How long will Jackson Carlaw remain interim Scottish Conservative leader?

Jackson Carlaw Image copyright PA Media
Image caption Mr Carlaw has been interim leader of the Scottish Conservatives since Ruth Davidson quit in August

These are times of deep uncertainty. In the past, if I asked politicians to outline the future, I would receive an extract from their manifestos, past, present or to come.

Ask the same question now and the response is, at best, an apologetic shrug.

The times are so disquieting, indeed, that words no longer mean what they did. Does Brexit still mean Brexit, for example?

Then there is the seemingly innocuous term "interim". Pretty clear, one would think. Temporary, provisional. Or relating to less than a full year (as in "interim results".)

But, in this newly elastic mid-Brexit world, the concept has been extended, prolonged.

And so it would appear that Jackson Carlaw, the interim leader of the Scottish Conservatives, might be in post for rather a lengthy period.

Strictly, of course, that does not entirely shatter the concept. He is interim in that he lies between she who has stepped down, Ruth Davidson, and the leader yet to emerge. In due course.

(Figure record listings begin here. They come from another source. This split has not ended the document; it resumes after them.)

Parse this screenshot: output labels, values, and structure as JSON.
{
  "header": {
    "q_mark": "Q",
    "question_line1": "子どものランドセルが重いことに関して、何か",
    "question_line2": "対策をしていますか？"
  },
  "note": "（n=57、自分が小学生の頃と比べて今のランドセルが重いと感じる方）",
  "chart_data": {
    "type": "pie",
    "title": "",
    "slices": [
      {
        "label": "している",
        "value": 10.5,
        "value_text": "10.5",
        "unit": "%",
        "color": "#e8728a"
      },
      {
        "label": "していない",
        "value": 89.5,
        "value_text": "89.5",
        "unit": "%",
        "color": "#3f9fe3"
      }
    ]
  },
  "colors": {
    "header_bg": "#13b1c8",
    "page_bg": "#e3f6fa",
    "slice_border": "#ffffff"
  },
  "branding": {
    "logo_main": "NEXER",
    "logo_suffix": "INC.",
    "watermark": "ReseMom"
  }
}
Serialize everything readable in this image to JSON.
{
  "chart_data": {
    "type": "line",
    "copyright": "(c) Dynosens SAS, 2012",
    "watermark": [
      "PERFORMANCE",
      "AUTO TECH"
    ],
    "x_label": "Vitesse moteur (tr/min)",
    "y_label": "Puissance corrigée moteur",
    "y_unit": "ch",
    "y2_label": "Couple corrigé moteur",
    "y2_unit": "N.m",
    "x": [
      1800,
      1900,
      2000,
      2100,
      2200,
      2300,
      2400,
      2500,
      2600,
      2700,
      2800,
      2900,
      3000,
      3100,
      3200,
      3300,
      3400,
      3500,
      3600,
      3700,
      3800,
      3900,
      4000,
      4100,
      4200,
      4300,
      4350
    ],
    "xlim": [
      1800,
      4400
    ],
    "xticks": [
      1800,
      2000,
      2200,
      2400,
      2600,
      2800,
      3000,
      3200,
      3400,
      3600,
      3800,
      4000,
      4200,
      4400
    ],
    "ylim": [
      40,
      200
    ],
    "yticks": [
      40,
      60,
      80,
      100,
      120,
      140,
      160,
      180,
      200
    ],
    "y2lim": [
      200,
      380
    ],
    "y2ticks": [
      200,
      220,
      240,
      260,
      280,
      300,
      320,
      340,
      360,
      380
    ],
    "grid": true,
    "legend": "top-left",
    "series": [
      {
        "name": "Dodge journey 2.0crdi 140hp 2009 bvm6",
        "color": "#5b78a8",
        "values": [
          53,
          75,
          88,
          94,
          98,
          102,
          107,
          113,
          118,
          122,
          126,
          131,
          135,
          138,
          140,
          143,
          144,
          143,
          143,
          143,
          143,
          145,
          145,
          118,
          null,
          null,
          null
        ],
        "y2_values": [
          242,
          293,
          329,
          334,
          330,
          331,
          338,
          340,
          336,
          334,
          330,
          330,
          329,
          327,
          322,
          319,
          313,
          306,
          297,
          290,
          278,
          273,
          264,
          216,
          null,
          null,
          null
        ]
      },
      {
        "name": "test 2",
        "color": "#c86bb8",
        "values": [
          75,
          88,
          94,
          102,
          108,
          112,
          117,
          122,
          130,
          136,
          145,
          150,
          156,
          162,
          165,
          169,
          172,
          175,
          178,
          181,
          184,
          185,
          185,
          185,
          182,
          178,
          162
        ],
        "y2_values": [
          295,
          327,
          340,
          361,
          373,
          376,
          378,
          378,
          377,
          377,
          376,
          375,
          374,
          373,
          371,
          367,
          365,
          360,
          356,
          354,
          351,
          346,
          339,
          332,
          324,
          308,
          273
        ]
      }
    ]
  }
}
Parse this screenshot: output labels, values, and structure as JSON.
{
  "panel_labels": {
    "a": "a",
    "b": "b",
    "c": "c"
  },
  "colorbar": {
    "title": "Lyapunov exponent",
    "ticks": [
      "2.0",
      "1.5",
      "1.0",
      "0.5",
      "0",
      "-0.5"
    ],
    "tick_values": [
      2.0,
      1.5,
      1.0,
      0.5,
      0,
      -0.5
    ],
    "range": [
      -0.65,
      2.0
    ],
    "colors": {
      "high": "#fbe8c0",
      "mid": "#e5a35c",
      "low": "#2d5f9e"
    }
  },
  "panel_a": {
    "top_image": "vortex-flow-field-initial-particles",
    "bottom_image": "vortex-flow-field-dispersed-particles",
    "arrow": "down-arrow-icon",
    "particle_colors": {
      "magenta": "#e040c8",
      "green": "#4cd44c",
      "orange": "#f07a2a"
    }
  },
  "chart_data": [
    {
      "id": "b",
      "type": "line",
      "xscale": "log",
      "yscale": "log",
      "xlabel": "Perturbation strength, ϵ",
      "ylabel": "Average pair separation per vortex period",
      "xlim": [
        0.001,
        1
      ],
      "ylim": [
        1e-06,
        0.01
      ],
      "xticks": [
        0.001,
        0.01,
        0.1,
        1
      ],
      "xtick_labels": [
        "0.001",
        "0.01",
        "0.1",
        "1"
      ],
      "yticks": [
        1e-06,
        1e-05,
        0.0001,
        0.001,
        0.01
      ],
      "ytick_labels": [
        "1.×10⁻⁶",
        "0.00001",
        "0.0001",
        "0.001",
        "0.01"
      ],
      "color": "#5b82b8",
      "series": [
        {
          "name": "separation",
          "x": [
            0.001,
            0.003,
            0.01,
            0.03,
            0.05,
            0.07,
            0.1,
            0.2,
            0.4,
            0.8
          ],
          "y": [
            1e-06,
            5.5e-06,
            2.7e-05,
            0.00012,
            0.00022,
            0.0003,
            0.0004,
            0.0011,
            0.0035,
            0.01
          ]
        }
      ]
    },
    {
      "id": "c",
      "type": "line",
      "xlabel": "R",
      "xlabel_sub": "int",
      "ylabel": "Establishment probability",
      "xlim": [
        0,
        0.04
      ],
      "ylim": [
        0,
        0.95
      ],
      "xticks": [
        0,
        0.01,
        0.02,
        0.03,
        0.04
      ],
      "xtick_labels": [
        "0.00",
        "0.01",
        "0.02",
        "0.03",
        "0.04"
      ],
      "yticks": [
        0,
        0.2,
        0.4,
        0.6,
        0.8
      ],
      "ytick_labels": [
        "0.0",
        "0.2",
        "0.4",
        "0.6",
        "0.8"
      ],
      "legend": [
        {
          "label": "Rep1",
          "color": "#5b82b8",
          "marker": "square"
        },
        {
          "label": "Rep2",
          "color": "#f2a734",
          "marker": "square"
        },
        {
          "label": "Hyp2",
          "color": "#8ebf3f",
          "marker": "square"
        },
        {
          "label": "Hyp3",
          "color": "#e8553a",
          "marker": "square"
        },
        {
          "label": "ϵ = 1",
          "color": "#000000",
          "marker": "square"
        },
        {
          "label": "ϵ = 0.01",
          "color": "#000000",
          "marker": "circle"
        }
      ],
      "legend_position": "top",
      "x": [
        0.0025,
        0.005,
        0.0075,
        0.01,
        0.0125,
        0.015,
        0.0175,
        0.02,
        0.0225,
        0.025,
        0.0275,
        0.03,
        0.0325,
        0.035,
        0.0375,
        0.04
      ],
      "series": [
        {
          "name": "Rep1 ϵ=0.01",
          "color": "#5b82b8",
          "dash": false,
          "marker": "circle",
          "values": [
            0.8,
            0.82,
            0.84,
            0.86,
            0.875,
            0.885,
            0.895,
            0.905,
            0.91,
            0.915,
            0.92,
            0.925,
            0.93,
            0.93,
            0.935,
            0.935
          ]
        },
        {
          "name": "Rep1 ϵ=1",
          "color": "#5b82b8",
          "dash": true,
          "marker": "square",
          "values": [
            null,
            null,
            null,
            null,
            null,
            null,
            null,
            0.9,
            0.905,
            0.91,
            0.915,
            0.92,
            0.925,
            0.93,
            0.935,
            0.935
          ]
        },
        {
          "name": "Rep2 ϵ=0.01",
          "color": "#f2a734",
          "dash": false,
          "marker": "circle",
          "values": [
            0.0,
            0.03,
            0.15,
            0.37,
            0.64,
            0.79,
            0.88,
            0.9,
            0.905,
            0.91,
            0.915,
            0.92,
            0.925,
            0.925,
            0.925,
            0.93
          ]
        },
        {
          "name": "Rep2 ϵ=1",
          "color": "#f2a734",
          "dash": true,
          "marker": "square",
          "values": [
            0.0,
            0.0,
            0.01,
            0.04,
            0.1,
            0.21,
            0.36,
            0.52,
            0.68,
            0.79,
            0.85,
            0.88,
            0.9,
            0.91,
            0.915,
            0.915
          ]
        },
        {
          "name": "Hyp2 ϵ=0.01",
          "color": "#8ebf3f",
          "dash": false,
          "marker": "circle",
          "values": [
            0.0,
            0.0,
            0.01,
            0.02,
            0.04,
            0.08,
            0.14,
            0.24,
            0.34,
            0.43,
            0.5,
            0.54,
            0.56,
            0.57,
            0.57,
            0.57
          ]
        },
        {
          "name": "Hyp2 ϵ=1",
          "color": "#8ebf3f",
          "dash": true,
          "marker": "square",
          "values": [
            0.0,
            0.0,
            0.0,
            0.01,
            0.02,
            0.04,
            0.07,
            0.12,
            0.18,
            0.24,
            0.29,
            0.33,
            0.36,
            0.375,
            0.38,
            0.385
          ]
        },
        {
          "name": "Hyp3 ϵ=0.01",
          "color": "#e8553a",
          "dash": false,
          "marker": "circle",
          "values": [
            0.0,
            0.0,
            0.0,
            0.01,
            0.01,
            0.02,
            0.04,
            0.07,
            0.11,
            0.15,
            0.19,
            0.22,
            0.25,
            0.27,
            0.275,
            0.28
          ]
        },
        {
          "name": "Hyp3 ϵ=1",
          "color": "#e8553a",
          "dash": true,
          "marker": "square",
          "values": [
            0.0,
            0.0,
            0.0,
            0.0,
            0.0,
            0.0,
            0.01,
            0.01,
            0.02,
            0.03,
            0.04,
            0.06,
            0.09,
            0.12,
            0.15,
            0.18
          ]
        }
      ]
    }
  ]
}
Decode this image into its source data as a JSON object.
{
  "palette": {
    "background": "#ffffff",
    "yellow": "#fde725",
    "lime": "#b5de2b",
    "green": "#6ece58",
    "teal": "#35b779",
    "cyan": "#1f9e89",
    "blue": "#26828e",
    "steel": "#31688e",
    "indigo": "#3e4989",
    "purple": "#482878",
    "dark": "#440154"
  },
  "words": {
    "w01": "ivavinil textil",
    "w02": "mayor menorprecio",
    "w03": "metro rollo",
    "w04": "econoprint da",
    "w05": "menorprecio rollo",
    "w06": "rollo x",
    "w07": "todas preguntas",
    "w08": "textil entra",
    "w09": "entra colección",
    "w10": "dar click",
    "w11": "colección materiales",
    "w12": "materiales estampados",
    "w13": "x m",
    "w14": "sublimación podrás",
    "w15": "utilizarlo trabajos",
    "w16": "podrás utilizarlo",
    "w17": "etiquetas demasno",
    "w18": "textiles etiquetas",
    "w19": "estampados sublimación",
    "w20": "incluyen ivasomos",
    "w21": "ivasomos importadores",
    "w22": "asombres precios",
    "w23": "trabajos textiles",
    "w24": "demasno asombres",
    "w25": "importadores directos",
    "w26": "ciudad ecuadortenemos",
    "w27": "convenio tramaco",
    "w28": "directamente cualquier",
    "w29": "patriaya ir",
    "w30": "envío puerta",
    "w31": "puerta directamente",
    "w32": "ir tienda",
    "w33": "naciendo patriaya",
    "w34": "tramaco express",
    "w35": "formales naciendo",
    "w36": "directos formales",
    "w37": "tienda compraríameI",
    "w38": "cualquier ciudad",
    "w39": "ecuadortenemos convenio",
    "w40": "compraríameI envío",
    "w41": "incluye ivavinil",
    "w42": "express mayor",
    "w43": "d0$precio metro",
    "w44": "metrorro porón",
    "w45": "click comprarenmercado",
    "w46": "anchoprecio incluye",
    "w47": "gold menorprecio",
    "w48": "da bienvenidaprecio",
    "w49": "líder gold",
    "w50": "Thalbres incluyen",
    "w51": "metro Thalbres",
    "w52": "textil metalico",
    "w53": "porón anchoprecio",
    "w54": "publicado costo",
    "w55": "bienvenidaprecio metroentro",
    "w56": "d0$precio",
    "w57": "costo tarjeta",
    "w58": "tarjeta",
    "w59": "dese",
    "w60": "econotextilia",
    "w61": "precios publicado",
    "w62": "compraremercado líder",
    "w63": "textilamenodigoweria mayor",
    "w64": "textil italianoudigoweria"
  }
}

Some Scots Tories, it would seem, are fretting about how long that course might last. About when the leadership contest might be due. OK, a few. OK, perhaps one or two.

Mr Carlaw has made two points, not unreasonably. One, that he did not cause the situation whereby his party finds itself once again leaderless, but this time during a gargantuan constitutional crisis.

Two, that said gargantuan constitutional crisis means this might not be, all things considered, the best time for a contest which, by definition, involves lengthy and extensive internal contemplation.

Most, frankly, accept both points. But Mr Carlaw provoked controversy when he suggested that the Scottish Tories would now back the Prime Minister on Brexit, wholly and completely.

That position, which emerged at the weekend, means backing the PM's suggested alternative deal on Brexit. But it also means, as Mr Carlaw has conceded, putting up with a no-deal departure from the EU, if such is required.

Image copyright PA Media
Image caption Ms Sturgeon highlighted newspaper reports that some of Mr Carlaw's colleagues want to oust him next week

Ms Davidson made her name, at least in part, by campaigning vigorously and volubly for Remain during the Brexit referendum. Against one Boris Johnson, as it happens.

Subsequently, as leader, she turned her sceptical eye upon the possibility of a no deal Brexit. And pronounced that this was a concept up with which she would not put.

Perhaps one might note at this point that her position was by no means guaranteed to end well. Could she, for example, order Scottish Tory MPs to vote in a fashion which frustrated no deal?

In practice, she could not. She could urge. She could cajole. But the Tory Whips' Office in the Commons, an imposing cadre of disciplinarians, would have had counter arguments to offer. And they have clout.

It was all, perhaps, destined to reveal, once again, the conundrum which can beset the Scottish leaders of pro-Union parties - when their instincts run contrary to the exigencies of Commons partisanship.

That, however, now lies in the past. Perhaps motivated by UK party loyalty, perhaps driven by the impetus to get Brexit done, Mr Carlaw has now reversed Ms Davidson's position.

At Holyrood, Nicola Sturgeon offered her own analysis as to the likely political consequences of this about-turn.

First rule of politics

You will doubtless be astonished to learn that she did not regard Mr Carlaw's strategy as a thing of wonder, to be revered.

Indeed, she thought his name would be a hissing and a byword for all sensible Scots.

All of which left Mr Carlaw up against it. He opted, wisely, to follow the first rule of politics. When in the mire, attack.

The first minister and the SNP, he said, had thwarted progress at all stages. They had said they would act to rule out no deal - yet had voted repeatedly against the deal on offer.

Further, they were now committed to doing the same again with Mr Johnson's new deal.

By now, of course, the first minister was hanging her head in shame, wasn't she? She was offering up a sorrowful, repentant countenance, and begging for forgiveness. Her remorse was total.

Or rather not. The Johnson deal, she argued, was utterly inimical to Scottish interests - and, what was more, contrary to declared Scottish opinion. It would strip Scotland from the single market, the customs union and the entire EU.

"Shame", she told Mr Carlaw, "on you".

She noted further that, in backing the new Johnson deal, Mr Carlaw was accepting, in effect, the concept of a border down the Irish Sea.

Something which, again, Ruth Davidson had said was completely unacceptable. As the FM spoke, Ms Davidson nodded her head, slowly, gently but perceptibly. Perhaps, though, it was simply an acknowledgement of times past, rather than an endorsement of the FM's attack.

And what of Mr Carlaw? Most Tory MSPs, to whom we have spoken, offer him support, probably aware that he is in a notably difficult situation, again not of his own construction.

Some, certainly, feel that there should have been wider internal consultation before the change of tack was pronounced. Some are simply disquieted by the relentless march of events, wishing for a period of calm and silence.

For now, the interim leader remains just that. Interim. But also leader.